Pour les femmes qui envisagent de concevoir ou qui sont déjà inscrites aux tout premiers stades de la grossesse, une analyse du cytomégalovirus est effectuée dès leur visite dans un centre médical. Dans le même temps, il est nécessaire de rechercher les anticorps anti-cytomégalovirus, ce qui permet de détecter leur nombre et de déterminer si une femme a déjà vu ce virus et si le pathogène est immunisé.

Si le test du cytomégalovirus montre la présence d'anticorps IgG anti-CMV, le danger pour le fœtus est minimisé - la future mère a déjà eu une pathologie et a développé une protection qui protégera également le bébé. En l'absence d'immunoglobulines, le virus devra être examiné plus d'une fois pendant la grossesse, car l'organisme n'est pas prêt à résister aux infections.

Chez les nouveau-nés, une analyse sanguine du cytomégalovirus ou une analyse de l'urine est effectuée si, tout en surveillant une femme enceinte, on soupçonne la possibilité d'une infection congénitale ou d'une pathologie acquise lors de l'accouchement. Le diagnostic est réalisé dans les 24 à 48 heures suivant la naissance de l'enfant.

En présence d'immunodéficience, un test est effectué immédiatement après sa détection. Une telle approche permettra de corriger l’évolution thérapeutique et de compléter le traitement avec les antiviraux nécessaires, tout en évitant une éventuelle rechute ou en préparant une primo-infection non exclue.

L'analyse du CMV est également nécessaire lors de la préparation d'un patient à l'immunosuppression lors d'une transplantation d'organe ou de tissu, et l'étude est prescrite avant le début de la procédure.

Types de recherche et règles de livraison

Avec une immunité normale, il est plus que réaliste d’être infecté par un virus et de ne pas en avoir la moindre idée. Le système immunitaire maintiendra avec succès le cytomégalovirus dans un état dépressif et même si une pathologie se développe, les symptômes seront complètement absents. Si une personne n'est pas immunisée ou est affaiblie, ce qui est particulièrement visible chez les personnes infectées par le VIH ou chez les patients atteints de tumeurs cancéreuses, le cytomégalovirus peut provoquer le développement de pathologies graves.

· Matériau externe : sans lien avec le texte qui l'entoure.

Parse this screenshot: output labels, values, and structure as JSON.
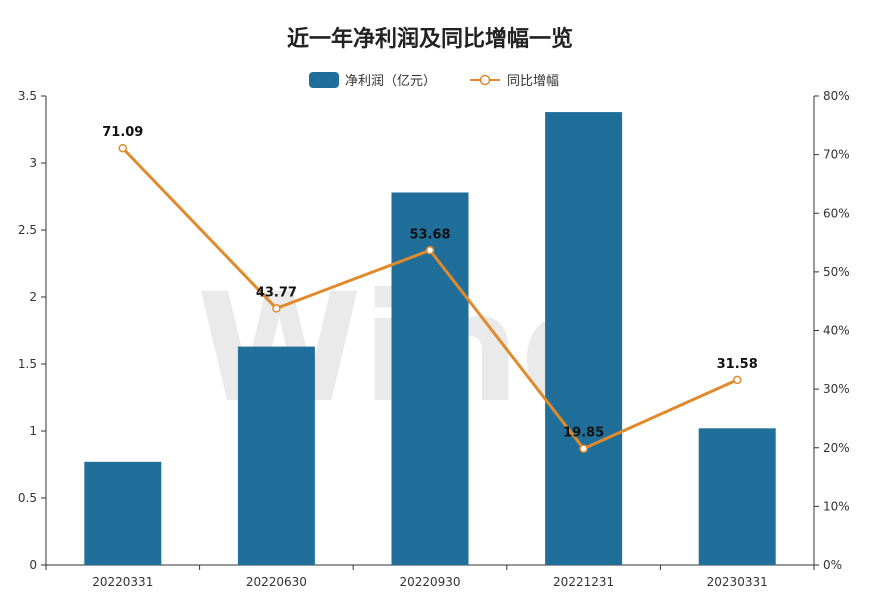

Les yeux et les poumons, le cerveau, le système digestif sont endommagés et le résultat de complications est souvent fatal.

Pour déterminer la présence d'une pathologie, il est nécessaire d'effectuer une analyse sanguine des anticorps et il peut exister plusieurs types d'analyse, mais le dosage immunoenzymatique est considéré comme le plus fiable. Le test ELISA vous permet de déterminer le nombre et les propriétés d'anti-CMV spécifique, et les résultats du déchiffrement d'un test sanguin pour le cytomégalovirus constituent la base d'une conclusion concernant non seulement la présence du porteur de l'infection, mais également celle de l'immunité. De plus, cette méthode est la plus rapide, la plus précise et la plus abordable.

D'autres études aideront à diagnostiquer la présence d'une pathologie, notamment:

  • la réaction en chaîne de la polymérase, qui permet de détecter l’ADN du virus;
  • cystoscopie d'urine, au cours de laquelle les cellules endommagées sont observées;
  • méthode de culture, qui consiste à faire croître le virus sur des milieux nutritifs.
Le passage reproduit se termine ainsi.